Southern African plant species

Schistostephium griseum is a species of plant from southern Africa.

== Description ==

=== Growth form ===
Schistostephium griseum is a perennial woody herb or shrub that grows up to 75 cm tall. It is covered in silky white hairs. The branches have a diameter of 1.5-5 mm.

=== Leaves ===
The leaves are alternately arranged. They are most common on young branches, but some also grow on the main branch. They are pinnately with three to seven linear lobes and an entire margin. The margins are often thickened and roll inswards. They sometime grow directly on the branches and sometimes have a midrib that lacks lamina at the base. When present, the laminas are more or less oval shaped and pinnately dissected. While the laminas have glands, these are often hidden by hairs. These hairs are the most dense along the midrib and veins. They are about 1 mm long.

=== Flowers ===
Bright yellow flowers are present in December. They are disc-shaped and borne on long (10-20 cm) brown-haired stalks. Hairy bracts subtending the flowerhead are sometimes present. All the flowers are hermaphroditic.

The involucre is broad (13-17 mm and shallowly bell-shaped. It is made of about 45 bracts. They are variable in shape and size and are often translucent towards the tips. They are densely hairy below. The hairs are pale when they dry.
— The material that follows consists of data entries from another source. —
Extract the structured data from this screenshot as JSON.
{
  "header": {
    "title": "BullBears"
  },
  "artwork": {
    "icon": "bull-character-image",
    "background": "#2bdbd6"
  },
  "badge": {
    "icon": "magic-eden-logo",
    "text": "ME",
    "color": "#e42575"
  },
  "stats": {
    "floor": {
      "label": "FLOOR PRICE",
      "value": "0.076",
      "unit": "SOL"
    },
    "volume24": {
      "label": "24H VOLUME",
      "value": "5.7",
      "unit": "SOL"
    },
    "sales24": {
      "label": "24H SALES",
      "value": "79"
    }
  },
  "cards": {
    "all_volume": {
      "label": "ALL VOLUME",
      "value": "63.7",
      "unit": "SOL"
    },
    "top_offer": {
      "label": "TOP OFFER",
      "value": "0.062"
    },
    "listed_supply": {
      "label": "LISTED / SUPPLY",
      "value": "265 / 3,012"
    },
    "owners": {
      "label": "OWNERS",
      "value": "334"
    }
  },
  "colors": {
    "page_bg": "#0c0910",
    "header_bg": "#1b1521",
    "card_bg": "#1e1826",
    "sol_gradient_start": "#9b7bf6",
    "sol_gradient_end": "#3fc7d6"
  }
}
The receptacle (the central part of the flower that holds the pollen) is hollow and domed. The anthers have inconspicuous collars and turn white when they dry. The lobes are slightly rounded due to a dense layer of hairs.

=== Fruits ===
The fruits are achenes (dry and single seeded fruits) sparsely covered with glands. They are 2-2.5 mm long. Hairs are sparse, or more commonly absent. There is no pappus.

== Distribution and habitat ==
This plant is endemic to South Africa, Eswatini, Lesotho and Mozambique. It grows in stony grassland at altitude of 250-1300 m. It is also found at the edges of forests.

== Conservation ==
This species is considered to be of least concern by the South African National Biodiversity Institute. While it is declining in parts of its range due to habitat loss and degradation, it has a large enough range to not yet be at risk of extinction.